I bit back a sharp reply and grimaced. It’s true my brothers both share something of my looks-which came from Father’s side of the family, the gold in our hair at least-the height from Grandmother and the handsome from Mother, our father being a short and unprepossessing fellow who would look as suited to being an office clerk as he does to wearing the cardinal’s hat. Martus, though, was shaped with a blunt hand. Darin a touch better. The artist had perfected the design by the time he got to me.
We passed through one hall where ladies watched us from a high gallery. I rather suspected Sir Gerrant had been induced to parade us for their inspection. I played the game and affected not to notice. Snorri, of course, stared up openly, grinning. I heard giggles and one of their number stage-whispered, “Not another vagabond prince?”
My room, where we finally arrived, was well appointed and, whilst not quite as grand as a visiting prince might expect, a hundred times better than any accommodation I’d seen since hastily exiting Lisa DeVeer’s bedroom what seemed like a lifetime before.
“I’ll show your man here to a servant’s chamber, or Stann here can do it later,” Sir Gerrant said.
“Take him away,” I said. “And don’t let any of your men mess with him. He’s not house-trained and he’ll end up breaking them.” I shooed Snorri back into the corridor with fluttering motions of my fingers. He made no reply, only grinned infuriatingly and set off after Gerrant.
I slumped down in an upholstered chair. The first comfortable seat I’d sat in for an age. “Boots.” I lifted a leg and the page came over to start tugging off the first of them. That was something I’d really missed on the road. Being bone idle. Father was too cheap to staff the hall properly, but when we had important visitors he would import a decent number of servants. The ideal level is where if you drop something there’s a maid on hand to scoop it up almost before it hits the floor, and if you’ve an itch that might otherwise require a twist or a stretch, you have only to mention it before indentured fingernails have scratched it for you.
The boot came free with a jerk and the child staggered away, then returned for the next. “And then you can bring me some fruit. Apples and some pears. Conquence pears, mind, not those yellow Maran ones; all mush they are.”
“Yes, sir.” The second boot came free and he took both off to wait beside the door. Hopefully someone would give them a good polish before the morrow, or better still replace them with a nicer pair. The boy opened the door and stepped out. “I’ll get the fruit.”

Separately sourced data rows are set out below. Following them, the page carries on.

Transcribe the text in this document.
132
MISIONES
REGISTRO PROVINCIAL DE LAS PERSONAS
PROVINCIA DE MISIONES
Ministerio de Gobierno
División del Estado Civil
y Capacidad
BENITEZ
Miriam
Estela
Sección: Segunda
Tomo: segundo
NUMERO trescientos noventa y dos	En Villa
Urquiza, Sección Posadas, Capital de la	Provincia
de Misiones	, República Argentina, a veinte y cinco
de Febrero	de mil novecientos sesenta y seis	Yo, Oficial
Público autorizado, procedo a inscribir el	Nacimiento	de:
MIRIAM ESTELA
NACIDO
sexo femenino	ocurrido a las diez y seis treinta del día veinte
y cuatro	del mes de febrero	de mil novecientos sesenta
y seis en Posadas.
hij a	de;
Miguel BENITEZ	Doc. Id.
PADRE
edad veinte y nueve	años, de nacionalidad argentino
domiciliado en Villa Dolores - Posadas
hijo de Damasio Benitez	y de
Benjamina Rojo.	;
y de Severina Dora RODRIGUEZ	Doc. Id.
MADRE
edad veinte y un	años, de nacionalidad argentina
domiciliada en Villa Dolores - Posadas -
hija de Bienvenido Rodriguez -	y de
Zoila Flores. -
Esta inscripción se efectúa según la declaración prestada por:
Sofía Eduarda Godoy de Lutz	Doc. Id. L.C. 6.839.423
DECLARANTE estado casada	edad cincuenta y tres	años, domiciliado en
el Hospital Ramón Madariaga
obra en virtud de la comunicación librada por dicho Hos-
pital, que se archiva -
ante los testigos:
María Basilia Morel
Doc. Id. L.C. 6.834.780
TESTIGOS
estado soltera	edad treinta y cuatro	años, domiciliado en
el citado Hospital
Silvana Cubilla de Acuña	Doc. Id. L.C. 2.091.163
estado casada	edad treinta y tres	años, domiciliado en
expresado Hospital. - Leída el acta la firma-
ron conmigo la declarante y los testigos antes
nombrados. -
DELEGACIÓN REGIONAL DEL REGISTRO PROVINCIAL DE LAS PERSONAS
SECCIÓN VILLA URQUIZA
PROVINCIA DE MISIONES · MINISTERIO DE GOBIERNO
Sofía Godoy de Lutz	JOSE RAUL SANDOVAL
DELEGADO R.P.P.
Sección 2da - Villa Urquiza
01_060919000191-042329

“Wait a moment.” I leaned forwards in my chair, wiggling my toes. “Stann, ain’t it?” It occurred to me the scamp might prove useful.
“Yes, sir.”
“Fruit, and some bread. And find out where this lost prince everyone’s celebrating has got to. What’s his name, anyway?”
“Jorg, sir. Prince Jorg.” And he was off without waiting for a dismissal, or even shutting the door behind him.

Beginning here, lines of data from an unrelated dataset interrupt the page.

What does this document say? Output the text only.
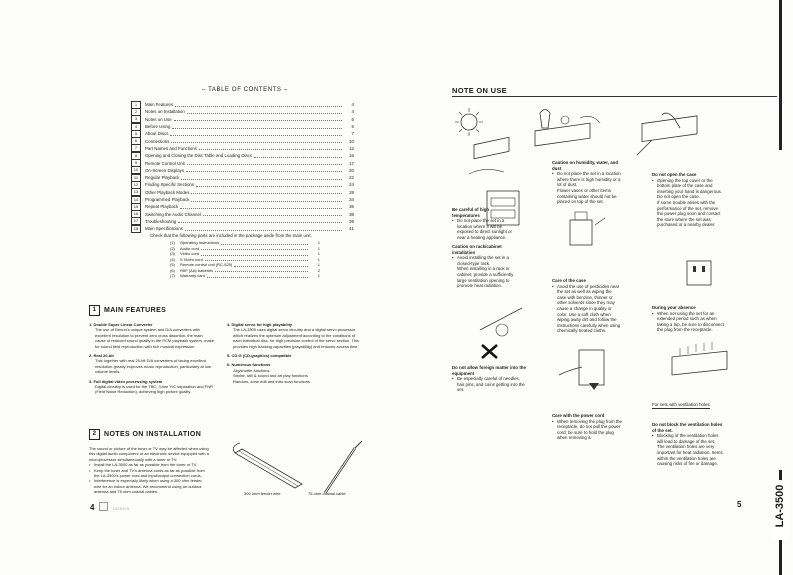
– TABLE OF CONTENTS –
1	Main Features	4
2	Notes on Installation	4
3	Notes on Use	5
4	Before Using	6
5	About Discs	7
6	Connections	10
7	Part Names and Functions	12
8	Opening and Closing the Disc Table and Loading Discs	16
9	Remote Control Unit	17
10	On-Screen Displays	20
11	Regular Playback	22
12	Finding Specific Sections	24
13	Other Playback Modes	28
14	Programmed Playback	34
15	Repeat Playback	36
16	Switching the Audio Channel	38
17	Troubleshooting	39
18	Main Specifications	41
Check that the following parts are included in the package aside from the main unit.
(1)	Operating Instructions	1
(2)	Audio cord	1
(3)	Video cord	1
(4)	S Video cord	1
(5)	Remote control unit (RC-525)	1
(6)	R6P (AA) batteries	2
(7)	Warranty card	1
1	MAIN FEATURES
1. Double Super Linear Converter
The use of Denon's unique system and D/A converters with excellent resolution to prevent zero cross distortion, the main cause of reduced sound quality in the PCM playback system, make for sound field reproduction with rich musical expression.
2. Real 20-bit
This together with real 20-bit D/A converters of facing excellent resolution greatly improves music reproduction, particularly at low volume levels.
3. Full digital video processing system
Digital circuitry is used for the TBC, 3-line Y/C separation and FNR (Field Noise Reduction), achieving high picture quality.
4. Digital servo for high playability
The LA-3500 uses digital servo circuitry and a digital servo processor which realizes the optimum adjustment according to the conditions of each individual disc, for high precision control of the servo section. This provides high tracking capacities (playability) and reduces access time.
5. CD-G (CD-graphics) compatible
6. Numerous functions
Jog/shuttle functions
Strobe, still & sound and art play functions
Random, zone edit and intro scan functions
2	NOTES ON INSTALLATION
The sound or picture of the tuner or TV may be affected when using this digital audio component or an electronic device equipped with a microprocessor simultaneously with a tuner or TV.
• Install the LA-3500 as far as possible from the tuner or TV.
• Keep the tuner and TV's antenna cords as far as possible from the LA-3500's power cord and input/output connection cords.
• Interference is especially likely when using a 300 ohm feeder wire for an indoor antenna. We recommend using an outdoor antenna and 75 ohm coaxial cables.	300 ohm feeder wire	75 ohm coaxial cable
4	DENON
NOTE ON USE
Be careful of high temperatures
• Do not place the set in a location where it will be exposed to direct sunlight or near a heating appliance.
Caution on rack/cabinet installation
• Avoid installing the set in a closed-type rack.
When installing in a rack or cabinet, provide a sufficiently large ventilation opening to promote heat radiation.
Caution on humidity, water, and dust
• Do not place the set in a location where there is high humidity or a lot of dust.
Flower vases or other items containing water should not be placed on top of the set.
Care of the case
• Avoid the use of pesticides near the set as well as wiping the case with benzine, thinner or other solvents since they may cause a change in quality or color. Use a soft cloth when wiping away dirt and follow the instructions carefully when using chemically treated cloths.
Do not open the case
• Opening the top cover or the bottom plate of the case and inserting your hand is dangerous. Do not open the case.
If some trouble arises with the performance of the set, remove the power plug soon and contact the store where the set was purchased or a nearby dealer.
Do not allow foreign matter into the equipment
• Be especially careful of needles, hair pins, and coins getting into the set.
Care with the power cord
• When removing the plug from the receptacle, do not pull the power cord; be sure to hold the plug when removing it.
During your absence
• When not using the set for an extended period such as when taking a trip, be sure to disconnect the plug from the receptacle.
Do not block the ventilation holes of the set.
• Blocking of the ventilation holes will lead to damage of the set.
The ventilation holes are very important for heat radiation. Items within the ventilation holes are causing risks of fire or damage.
For sets with ventilation holes
5	LA-3500
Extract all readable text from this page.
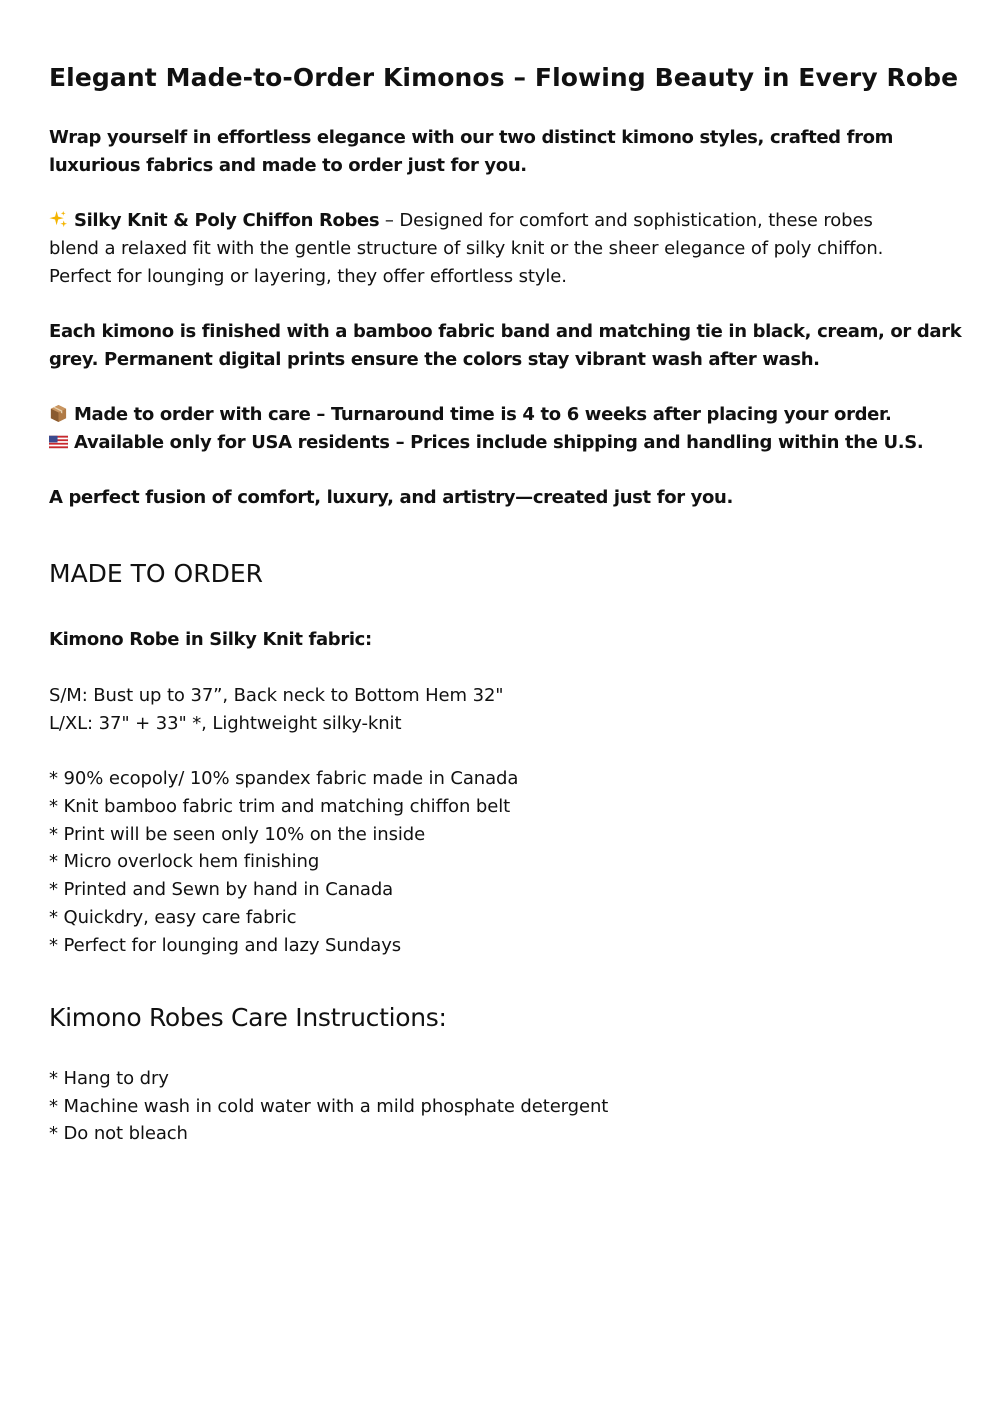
Elegant Made-to-Order Kimonos – Flowing Beauty in Every Robe
Wrap yourself in effortless elegance with our two distinct kimono styles, crafted from
luxurious fabrics and made to order just for you.
Silky Knit & Poly Chiffon Robes – Designed for comfort and sophistication, these robes
blend a relaxed fit with the gentle structure of silky knit or the sheer elegance of poly chiffon.
Perfect for lounging or layering, they offer effortless style.
Each kimono is finished with a bamboo fabric band and matching tie in black, cream, or dark
grey. Permanent digital prints ensure the colors stay vibrant wash after wash.
Made to order with care – Turnaround time is 4 to 6 weeks after placing your order.
Available only for USA residents – Prices include shipping and handling within the U.S.
A perfect fusion of comfort, luxury, and artistry—created just for you.
MADE TO ORDER
Kimono Robe in Silky Knit fabric:
S/M: Bust up to 37”, Back neck to Bottom Hem 32"
L/XL: 37" + 33" *, Lightweight silky-knit
* 90% ecopoly/ 10% spandex fabric made in Canada
* Knit bamboo fabric trim and matching chiffon belt
* Print will be seen only 10% on the inside
* Micro overlock hem finishing
* Printed and Sewn by hand in Canada
* Quickdry, easy care fabric
* Perfect for lounging and lazy Sundays
Kimono Robes Care Instructions:
* Hang to dry
* Machine wash in cold water with a mild phosphate detergent
* Do not bleach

“Jorg, eh?” It struck me as odd now that I thought about it. Last night none of the Brothers had so much as mentioned this lost prince, gathered anew to his father’s bosom. The whole of Crath City had seemed wrapped in the celebration of the prodigal’s return and somehow we had found the only tavern in sight of the Tall Castle where nobody wanted to talk about it. Most odd.

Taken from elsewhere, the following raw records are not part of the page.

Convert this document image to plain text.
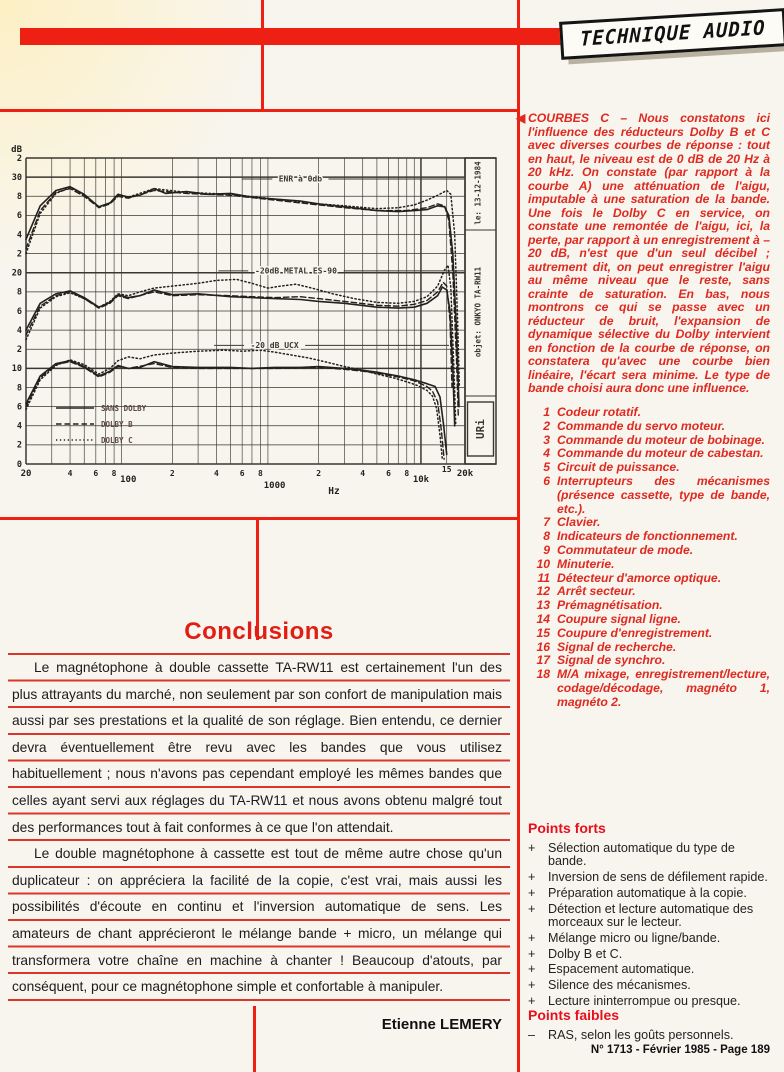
TECHNIQUE AUDIO
le: 13-12-1984
objet: ONKYO TA-RW11
URi
dB
2
30
8
6
4
2
20
8
6
4
2
10
8
6
4
2
0
20	4	6 8
100
2	4	6 8
1000
2	4	6 8
10k
15 20k
Hz
ENR à 0db
-20dB METAL ES-90
-20 dB UCX
SANS DOLBY
DOLBY B
DOLBY C
Conclusions

Le magnétophone à double cassette TA-RW11 est certainement l'un des plus attrayants du marché, non seulement par son confort de manipulation mais aussi par ses prestations et la qualité de son réglage. Bien entendu, ce dernier devra éventuellement être revu avec les bandes que vous utilisez habituellement ; nous n'avons pas cependant employé les mêmes bandes que celles ayant servi aux réglages du TA-RW11 et nous avons obtenu malgré tout des performances tout à fait conformes à ce que l'on attendait.

Le double magnétophone à cassette est tout de même autre chose qu'un duplicateur : on appréciera la facilité de la copie, c'est vrai, mais aussi les possibilités d'écoute en continu et l'inversion automatique de sens. Les amateurs de chant apprécieront le mélange bande + micro, un mélange qui transformera votre chaîne en machine à chanter ! Beaucoup d'atouts, par conséquent, pour ce magnétophone simple et confortable à manipuler.

Etienne LEMERY

◀ COURBES C – Nous constatons ici l'influence des réducteurs Dolby B et C avec diverses courbes de réponse : tout en haut, le niveau est de 0 dB de 20 Hz à 20 kHz. On constate (par rapport à la courbe A) une atténuation de l'aigu, imputable à une saturation de la bande. Une fois le Dolby C en service, on constate une remontée de l'aigu, ici, la perte, par rapport à un enregistrement à – 20 dB, n'est que d'un seul décibel ; autrement dit, on peut enregistrer l'aigu au même niveau que le reste, sans crainte de saturation. En bas, nous montrons ce qui se passe avec un réducteur de bruit, l'expansion de dynamique sélective du Dolby intervient en fonction de la courbe de réponse, on constatera qu'avec une courbe bien linéaire, l'écart sera minime. Le type de bande choisi aura donc une influence.

1 Codeur rotatif.
2 Commande du servo moteur.
3 Commande du moteur de bobinage.
4 Commande du moteur de cabestan.
5 Circuit de puissance.
6 Interrupteurs des mécanismes (présence cassette, type de bande, etc.).
7 Clavier.
8 Indicateurs de fonctionnement.
9 Commutateur de mode.
10 Minuterie.
11 Détecteur d'amorce optique.
12 Arrêt secteur.
13 Prémagnétisation.
14 Coupure signal ligne.
15 Coupure d'enregistrement.
16 Signal de recherche.
17 Signal de synchro.
18 M/A mixage, enregistrement/lecture, codage/décodage, magnéto 1, magnéto 2.
Points forts
+	Sélection automatique du type de bande.
+	Inversion de sens de défilement rapide.
+	Préparation automatique à la copie.
+	Détection et lecture automatique des morceaux sur le lecteur.
+	Mélange micro ou ligne/bande.
+	Dolby B et C.
+	Espacement automatique.
+	Silence des mécanismes.
+	Lecture ininterrompue ou presque.
Points faibles
–	RAS, selon les goûts personnels.
N° 1713 - Février 1985 - Page 189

A shadow at the doorway caught my attention and I let go my musings. “Yes?” Had young Stann been running from rather than running to ? The man in the doorway didn’t look very frightening, but he must have been approaching along the corridor when Stann broke and ran. .
The fellow before me would have been the most unremarkable of men, giving even my dear father some competition in the “ordinary” stakes, if not for the fact that every inch of his exposed skin, which amounted to hands, neck, and head, was tattooed with foreign scrawl. The letters even crawled up across his face, crowding his cheeks and forehead with dense calligraphy.